Thousands of children die from hunger and thirst each night. Local "mini-wars" are fought each day. Ethnic cleansing, a modern version of the kind King Herod ordered are a matter of record. Religious fanatics wage wars and commit acts of terror "in God's name," just as they did 3,000 years ago.
Jesus Christ's activities, while welcomed by the poor and disenfranchised, were very unpopular, not only with the Romans, but among the elite of his own earthly race, the Jews. He incurred the hostility of the Pharisees who accused him of breaking the law and whom Christ denounced for their rigid formalisticness and unbending self-righteousness. In Jerusalem he ran afoul of the Sadducees, the elite who boasted the priestly class in their clan. And it was one of his own, Judas Iscariot, who fingered Jesus and who was to play a critical role with the treacherous Sadducees which led to Jesus' execution.

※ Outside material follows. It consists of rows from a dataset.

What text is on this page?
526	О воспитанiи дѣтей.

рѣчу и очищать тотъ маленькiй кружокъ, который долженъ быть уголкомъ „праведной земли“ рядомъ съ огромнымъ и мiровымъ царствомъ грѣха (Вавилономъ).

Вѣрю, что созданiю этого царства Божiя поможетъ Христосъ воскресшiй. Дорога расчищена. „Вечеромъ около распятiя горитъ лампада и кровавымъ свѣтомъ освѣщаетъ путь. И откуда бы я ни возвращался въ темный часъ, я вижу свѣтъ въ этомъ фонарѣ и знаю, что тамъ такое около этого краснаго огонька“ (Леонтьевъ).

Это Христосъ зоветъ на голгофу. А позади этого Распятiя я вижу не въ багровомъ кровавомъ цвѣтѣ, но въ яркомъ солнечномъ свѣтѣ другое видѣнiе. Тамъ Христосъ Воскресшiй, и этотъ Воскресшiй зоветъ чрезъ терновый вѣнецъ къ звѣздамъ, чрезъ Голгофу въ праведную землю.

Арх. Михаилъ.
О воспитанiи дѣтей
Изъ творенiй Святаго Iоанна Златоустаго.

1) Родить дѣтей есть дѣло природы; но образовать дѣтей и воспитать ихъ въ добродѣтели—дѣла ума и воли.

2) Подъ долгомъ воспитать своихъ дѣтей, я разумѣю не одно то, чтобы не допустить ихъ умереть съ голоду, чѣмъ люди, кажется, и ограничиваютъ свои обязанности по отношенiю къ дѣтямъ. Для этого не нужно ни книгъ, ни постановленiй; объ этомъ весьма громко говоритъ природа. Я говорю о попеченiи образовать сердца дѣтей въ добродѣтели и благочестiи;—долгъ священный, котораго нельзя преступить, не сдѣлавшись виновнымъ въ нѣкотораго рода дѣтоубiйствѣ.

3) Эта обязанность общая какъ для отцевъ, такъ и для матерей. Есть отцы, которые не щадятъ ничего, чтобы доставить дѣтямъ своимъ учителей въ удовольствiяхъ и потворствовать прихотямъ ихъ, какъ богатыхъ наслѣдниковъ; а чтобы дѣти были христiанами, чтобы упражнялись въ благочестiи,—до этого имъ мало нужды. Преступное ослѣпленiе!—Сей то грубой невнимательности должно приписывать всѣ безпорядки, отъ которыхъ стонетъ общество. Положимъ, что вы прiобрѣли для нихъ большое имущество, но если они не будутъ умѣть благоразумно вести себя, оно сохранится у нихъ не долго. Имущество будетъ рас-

Still, a child shall lead them...
Christ's birth and death, according to Christian teachings, have fulfilled the atonement promised by God in the Old Testament. And the Christmas Story today still offers true believers hope in the future. It reinforces the basic religious premise of unquestioning faith in an all-powerful, all-knowing God.
But in the end the Christmas Story and Christ's Ministry on earth is a chronicle of good over evil. Of the transforming grace of charity, hope, love and understanding. It is the saga of a revolutionary leader who confronted the policies and politics and leaders of the day and found them wanting. If only for these basic reasons, the Christmas Story is well worth remembering and revisiting.